Das erste steckt in der Rolle der Popstars. Wohl hatte Element-of-Crime-Sänger Sven Regener recht, als er im Gespräch mit unserer Redaktion sagte, diese sollten sich eigentlich in dieser Rolle gar nicht zu Politik äußern. Denn das, was sie künstlerisch können, weil die Leute sie auf der Bühne sehen wollen, hat mit besonderer politischer Kompetenz nichts zu tun; und wenn sie ihre privaten Bekenntnisse dann in Maximalverstärkung hinausposaunen, vermischen sich mitunter auch zum Missgefühl der Fans die Sphären. Was freilich nichts daran ändert, dass die großen und kleinen Bonos dieser Welt in Stadthallen und Stadien Freiheit und Liebe predigen.
Das führt zum Zweiten: der Stellung zum Zeitgeist. Denn während in den Wurzeln des Pop ja tatsächlich eine strittige Form von Revolte gegen eine illiberal empfundene Gesellschaft steckte, wurde daraus im Wohlstandsliberalismus oft ein bloß noch wohlfeiles Weltrettungslagerfeuerwerk. Was wieder aneckt, sind seit einigen Jahren nun Popstars, die in der großen Werte-Einigkeit stören – und damit noch auf eine hitzige Moralisierung in den (sozial-)medialen Debatten treffen. Gerade bei Corona und vor allem bei Nena ist nun das Frappierende, dass hier wie einst im Namen der Freiheit und der Liebe angeeckt wird – aber damit statt links eben rechts verbunden, und bei Letzterem das „-radikal“ sowieso immer mitgedacht wird.
Was meint Nena eigentlich mit ihrer neuen Welt?
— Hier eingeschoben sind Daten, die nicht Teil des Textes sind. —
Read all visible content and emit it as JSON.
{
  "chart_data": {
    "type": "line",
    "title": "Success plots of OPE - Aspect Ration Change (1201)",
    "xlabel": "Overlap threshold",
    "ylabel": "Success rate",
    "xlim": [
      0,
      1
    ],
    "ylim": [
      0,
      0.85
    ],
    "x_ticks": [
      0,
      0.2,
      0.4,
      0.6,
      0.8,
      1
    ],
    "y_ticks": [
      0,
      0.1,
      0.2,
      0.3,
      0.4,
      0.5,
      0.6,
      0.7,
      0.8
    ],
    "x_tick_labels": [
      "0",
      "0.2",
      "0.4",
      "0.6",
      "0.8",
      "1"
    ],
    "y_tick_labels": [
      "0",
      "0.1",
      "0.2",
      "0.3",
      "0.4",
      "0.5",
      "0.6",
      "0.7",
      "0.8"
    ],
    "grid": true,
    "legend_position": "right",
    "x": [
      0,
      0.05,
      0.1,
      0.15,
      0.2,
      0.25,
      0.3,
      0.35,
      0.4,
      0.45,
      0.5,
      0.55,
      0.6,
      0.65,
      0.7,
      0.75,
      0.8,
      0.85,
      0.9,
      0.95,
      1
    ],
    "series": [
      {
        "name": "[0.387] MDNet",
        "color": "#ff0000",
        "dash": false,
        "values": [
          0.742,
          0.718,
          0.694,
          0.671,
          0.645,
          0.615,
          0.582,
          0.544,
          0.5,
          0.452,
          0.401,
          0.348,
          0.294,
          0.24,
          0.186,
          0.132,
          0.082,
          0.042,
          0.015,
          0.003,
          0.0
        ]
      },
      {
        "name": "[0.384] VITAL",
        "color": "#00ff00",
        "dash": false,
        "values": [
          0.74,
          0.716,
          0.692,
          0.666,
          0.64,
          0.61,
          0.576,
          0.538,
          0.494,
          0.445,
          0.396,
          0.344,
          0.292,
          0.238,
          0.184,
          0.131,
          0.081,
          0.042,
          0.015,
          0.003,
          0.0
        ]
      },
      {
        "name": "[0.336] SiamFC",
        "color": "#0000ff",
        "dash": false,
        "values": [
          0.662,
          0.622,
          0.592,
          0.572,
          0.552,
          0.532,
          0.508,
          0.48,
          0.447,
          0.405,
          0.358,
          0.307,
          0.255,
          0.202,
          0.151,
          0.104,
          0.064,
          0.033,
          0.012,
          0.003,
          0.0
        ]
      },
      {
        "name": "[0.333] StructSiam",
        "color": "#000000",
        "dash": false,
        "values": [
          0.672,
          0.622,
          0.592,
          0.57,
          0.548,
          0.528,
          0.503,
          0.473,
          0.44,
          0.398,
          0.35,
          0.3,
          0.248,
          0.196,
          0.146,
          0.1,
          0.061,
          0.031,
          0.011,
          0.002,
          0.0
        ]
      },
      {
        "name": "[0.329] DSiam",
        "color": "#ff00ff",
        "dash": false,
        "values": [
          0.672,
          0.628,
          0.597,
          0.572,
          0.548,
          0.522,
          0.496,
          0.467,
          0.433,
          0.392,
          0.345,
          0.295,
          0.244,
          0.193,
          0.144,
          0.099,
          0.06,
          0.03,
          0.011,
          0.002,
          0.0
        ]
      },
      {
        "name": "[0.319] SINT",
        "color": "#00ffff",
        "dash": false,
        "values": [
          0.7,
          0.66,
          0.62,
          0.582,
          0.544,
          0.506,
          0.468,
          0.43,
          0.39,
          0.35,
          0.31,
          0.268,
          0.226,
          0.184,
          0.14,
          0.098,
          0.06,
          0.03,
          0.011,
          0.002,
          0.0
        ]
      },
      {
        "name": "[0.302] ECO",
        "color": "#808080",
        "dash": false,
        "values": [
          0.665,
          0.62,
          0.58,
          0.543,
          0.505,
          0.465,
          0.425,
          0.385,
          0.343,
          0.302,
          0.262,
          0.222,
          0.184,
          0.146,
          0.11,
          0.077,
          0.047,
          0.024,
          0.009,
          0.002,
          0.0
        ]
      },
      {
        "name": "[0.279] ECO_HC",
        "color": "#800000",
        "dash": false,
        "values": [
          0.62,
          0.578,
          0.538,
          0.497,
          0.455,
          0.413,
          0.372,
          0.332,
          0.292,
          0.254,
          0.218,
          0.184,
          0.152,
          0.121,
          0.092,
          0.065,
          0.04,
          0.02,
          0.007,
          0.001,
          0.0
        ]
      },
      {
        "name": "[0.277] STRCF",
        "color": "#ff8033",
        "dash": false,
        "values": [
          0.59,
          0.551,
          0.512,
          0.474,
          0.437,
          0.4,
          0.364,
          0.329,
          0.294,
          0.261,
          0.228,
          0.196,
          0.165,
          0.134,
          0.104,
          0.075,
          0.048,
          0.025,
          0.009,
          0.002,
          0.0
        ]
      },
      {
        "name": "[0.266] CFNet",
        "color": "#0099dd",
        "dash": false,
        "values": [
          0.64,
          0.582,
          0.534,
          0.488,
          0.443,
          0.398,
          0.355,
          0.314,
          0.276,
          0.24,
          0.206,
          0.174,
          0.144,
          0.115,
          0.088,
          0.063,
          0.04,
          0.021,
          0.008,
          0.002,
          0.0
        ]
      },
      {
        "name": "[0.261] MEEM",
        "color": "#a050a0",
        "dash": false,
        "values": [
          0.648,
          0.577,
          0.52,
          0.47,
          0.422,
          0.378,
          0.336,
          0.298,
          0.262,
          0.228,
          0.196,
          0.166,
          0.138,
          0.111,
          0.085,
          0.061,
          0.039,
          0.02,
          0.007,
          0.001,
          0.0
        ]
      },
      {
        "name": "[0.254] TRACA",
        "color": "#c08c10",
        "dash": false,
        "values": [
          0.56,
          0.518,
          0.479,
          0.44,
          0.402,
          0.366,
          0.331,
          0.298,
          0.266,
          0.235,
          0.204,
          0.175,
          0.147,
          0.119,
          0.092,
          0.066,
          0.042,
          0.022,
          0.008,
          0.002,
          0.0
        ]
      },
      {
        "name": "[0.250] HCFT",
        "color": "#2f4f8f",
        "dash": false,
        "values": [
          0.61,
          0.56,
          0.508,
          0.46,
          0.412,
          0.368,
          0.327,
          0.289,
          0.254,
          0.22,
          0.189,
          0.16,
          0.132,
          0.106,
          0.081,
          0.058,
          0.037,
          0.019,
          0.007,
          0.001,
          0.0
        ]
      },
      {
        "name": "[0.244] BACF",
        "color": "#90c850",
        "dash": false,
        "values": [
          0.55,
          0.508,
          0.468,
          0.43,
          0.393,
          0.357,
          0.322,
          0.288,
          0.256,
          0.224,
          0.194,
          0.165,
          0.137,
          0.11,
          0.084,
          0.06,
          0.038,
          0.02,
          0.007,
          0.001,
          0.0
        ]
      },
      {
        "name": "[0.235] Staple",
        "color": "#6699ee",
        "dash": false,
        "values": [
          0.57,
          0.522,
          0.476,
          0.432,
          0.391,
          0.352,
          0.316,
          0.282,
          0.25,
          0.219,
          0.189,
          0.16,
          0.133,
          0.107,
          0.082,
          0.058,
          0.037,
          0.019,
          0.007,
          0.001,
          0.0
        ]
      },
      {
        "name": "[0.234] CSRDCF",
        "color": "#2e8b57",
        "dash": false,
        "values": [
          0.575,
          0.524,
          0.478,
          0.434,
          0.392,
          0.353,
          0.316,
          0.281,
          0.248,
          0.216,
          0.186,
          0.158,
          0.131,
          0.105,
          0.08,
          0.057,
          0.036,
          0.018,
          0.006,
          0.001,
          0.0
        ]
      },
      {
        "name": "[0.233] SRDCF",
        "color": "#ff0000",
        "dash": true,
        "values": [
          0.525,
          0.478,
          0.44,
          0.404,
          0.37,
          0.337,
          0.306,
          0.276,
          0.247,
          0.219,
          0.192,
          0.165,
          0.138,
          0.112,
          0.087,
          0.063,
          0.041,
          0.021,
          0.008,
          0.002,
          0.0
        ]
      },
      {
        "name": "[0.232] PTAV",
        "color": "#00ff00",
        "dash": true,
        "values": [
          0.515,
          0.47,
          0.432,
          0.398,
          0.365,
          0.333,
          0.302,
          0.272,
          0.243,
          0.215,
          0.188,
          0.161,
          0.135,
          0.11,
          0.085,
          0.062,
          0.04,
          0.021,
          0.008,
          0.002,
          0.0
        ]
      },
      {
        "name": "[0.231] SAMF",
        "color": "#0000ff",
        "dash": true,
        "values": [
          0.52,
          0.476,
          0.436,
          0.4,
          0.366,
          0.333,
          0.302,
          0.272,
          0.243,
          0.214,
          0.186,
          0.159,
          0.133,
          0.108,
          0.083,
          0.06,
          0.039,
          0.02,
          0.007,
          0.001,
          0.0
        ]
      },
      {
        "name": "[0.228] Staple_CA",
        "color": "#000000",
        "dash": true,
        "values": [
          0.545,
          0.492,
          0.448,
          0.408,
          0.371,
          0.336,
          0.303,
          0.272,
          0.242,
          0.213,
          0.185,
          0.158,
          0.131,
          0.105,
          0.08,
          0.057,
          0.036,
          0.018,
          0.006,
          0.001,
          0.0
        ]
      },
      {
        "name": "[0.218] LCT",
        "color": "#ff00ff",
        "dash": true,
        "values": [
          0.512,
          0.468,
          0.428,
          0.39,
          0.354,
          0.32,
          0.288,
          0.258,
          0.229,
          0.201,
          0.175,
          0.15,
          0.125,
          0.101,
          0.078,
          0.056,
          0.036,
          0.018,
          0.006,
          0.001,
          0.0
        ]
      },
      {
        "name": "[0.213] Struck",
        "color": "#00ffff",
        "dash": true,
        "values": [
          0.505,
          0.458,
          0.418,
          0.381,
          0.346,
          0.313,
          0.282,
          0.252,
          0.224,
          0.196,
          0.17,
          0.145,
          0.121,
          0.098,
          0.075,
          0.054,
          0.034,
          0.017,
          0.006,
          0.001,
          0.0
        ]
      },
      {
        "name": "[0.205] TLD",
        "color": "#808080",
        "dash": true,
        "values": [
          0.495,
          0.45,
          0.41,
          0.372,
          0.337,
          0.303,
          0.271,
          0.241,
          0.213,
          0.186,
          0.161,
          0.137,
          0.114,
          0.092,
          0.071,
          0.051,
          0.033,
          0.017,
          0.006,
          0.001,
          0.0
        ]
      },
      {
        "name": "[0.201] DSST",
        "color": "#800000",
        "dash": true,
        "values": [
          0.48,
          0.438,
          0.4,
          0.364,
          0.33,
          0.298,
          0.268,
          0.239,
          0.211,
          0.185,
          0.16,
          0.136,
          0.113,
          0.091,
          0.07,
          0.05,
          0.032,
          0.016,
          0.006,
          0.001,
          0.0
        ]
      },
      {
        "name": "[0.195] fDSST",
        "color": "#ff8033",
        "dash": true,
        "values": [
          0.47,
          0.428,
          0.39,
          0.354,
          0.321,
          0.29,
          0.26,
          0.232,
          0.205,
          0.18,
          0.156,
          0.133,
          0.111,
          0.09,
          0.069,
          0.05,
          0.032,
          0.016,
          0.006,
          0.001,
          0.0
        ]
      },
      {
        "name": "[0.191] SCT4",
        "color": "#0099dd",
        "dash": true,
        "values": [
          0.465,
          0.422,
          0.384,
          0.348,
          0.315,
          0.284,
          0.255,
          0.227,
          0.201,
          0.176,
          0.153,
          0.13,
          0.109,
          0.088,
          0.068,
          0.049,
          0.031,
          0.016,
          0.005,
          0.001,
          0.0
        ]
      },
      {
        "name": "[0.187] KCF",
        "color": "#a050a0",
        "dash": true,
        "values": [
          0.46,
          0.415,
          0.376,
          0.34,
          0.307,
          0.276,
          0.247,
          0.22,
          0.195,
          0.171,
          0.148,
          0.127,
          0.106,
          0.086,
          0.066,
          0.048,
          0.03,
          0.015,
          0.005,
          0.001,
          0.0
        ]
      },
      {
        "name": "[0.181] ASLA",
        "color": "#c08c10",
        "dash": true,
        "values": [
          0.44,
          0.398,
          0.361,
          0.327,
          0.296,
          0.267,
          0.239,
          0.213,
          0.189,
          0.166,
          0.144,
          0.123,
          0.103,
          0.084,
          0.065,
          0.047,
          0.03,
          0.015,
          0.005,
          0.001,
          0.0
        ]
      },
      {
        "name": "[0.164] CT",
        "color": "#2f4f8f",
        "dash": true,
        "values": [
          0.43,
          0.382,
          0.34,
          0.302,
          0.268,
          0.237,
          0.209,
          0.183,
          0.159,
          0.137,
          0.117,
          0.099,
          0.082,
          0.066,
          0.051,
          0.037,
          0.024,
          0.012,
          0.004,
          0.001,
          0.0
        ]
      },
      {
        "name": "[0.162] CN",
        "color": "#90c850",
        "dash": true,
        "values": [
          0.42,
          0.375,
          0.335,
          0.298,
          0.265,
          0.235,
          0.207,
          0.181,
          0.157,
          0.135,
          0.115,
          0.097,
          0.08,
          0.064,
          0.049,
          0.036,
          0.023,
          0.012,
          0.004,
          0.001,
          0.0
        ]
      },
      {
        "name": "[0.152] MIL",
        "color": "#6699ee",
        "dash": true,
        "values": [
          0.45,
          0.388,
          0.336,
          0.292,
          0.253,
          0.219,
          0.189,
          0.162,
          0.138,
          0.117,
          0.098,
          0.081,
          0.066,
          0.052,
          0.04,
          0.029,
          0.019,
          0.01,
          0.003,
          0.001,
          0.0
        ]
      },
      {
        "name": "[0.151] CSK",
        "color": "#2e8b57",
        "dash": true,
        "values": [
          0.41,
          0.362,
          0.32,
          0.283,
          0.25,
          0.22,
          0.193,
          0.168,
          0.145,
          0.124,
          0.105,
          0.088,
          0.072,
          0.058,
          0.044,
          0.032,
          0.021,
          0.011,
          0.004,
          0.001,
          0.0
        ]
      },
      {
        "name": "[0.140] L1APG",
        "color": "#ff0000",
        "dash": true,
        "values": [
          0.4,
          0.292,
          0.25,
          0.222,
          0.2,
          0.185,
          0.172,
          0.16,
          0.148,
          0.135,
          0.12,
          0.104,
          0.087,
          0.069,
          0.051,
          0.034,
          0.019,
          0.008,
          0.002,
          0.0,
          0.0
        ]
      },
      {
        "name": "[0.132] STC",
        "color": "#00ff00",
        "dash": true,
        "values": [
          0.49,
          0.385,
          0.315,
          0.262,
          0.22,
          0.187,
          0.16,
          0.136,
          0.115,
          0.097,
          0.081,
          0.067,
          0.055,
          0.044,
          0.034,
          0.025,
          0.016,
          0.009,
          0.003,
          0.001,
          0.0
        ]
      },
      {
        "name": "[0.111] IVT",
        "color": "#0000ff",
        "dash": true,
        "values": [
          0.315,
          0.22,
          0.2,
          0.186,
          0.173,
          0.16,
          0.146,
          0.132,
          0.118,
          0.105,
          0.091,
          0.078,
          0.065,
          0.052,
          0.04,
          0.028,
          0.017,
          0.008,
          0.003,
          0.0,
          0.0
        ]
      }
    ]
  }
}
Aber – und das ist das Dritte – die Form ist diffus. Wie Naidoo oder ein Andreas Gabalier: Nena raunt nur. Was meint sie mit ihrer neuen Welt eigentlich? Findet sie, man sollte alle Corona-Beschränkungen aufheben? Teilt sie inhaltlich etwas mit der Quer- oder mit der Q-Bewegung? Ohne klare Position kann es keinen argumentativen Streit, sondern nur Stimmung dafür und dagegen geben. Wenn Pop auf diese Weise Politik ist, dann ist Politik nichts als schlechter Pop: Reflexmassage im Menschelnden. Das ist wahrscheinlich sogar clever für die Stars selbst, eigentlich schade als Beförderung der ohnehin verbreiteten Tendenzen zur Undifferenziertheit – und zum Glück eigentlich ganz egal. Denn mancher wird nun weniger Fan sein von Nena, mancher jetzt Fan werden – aber Meinung wird es dabei keine einzige ändern, nur alle bestätigen.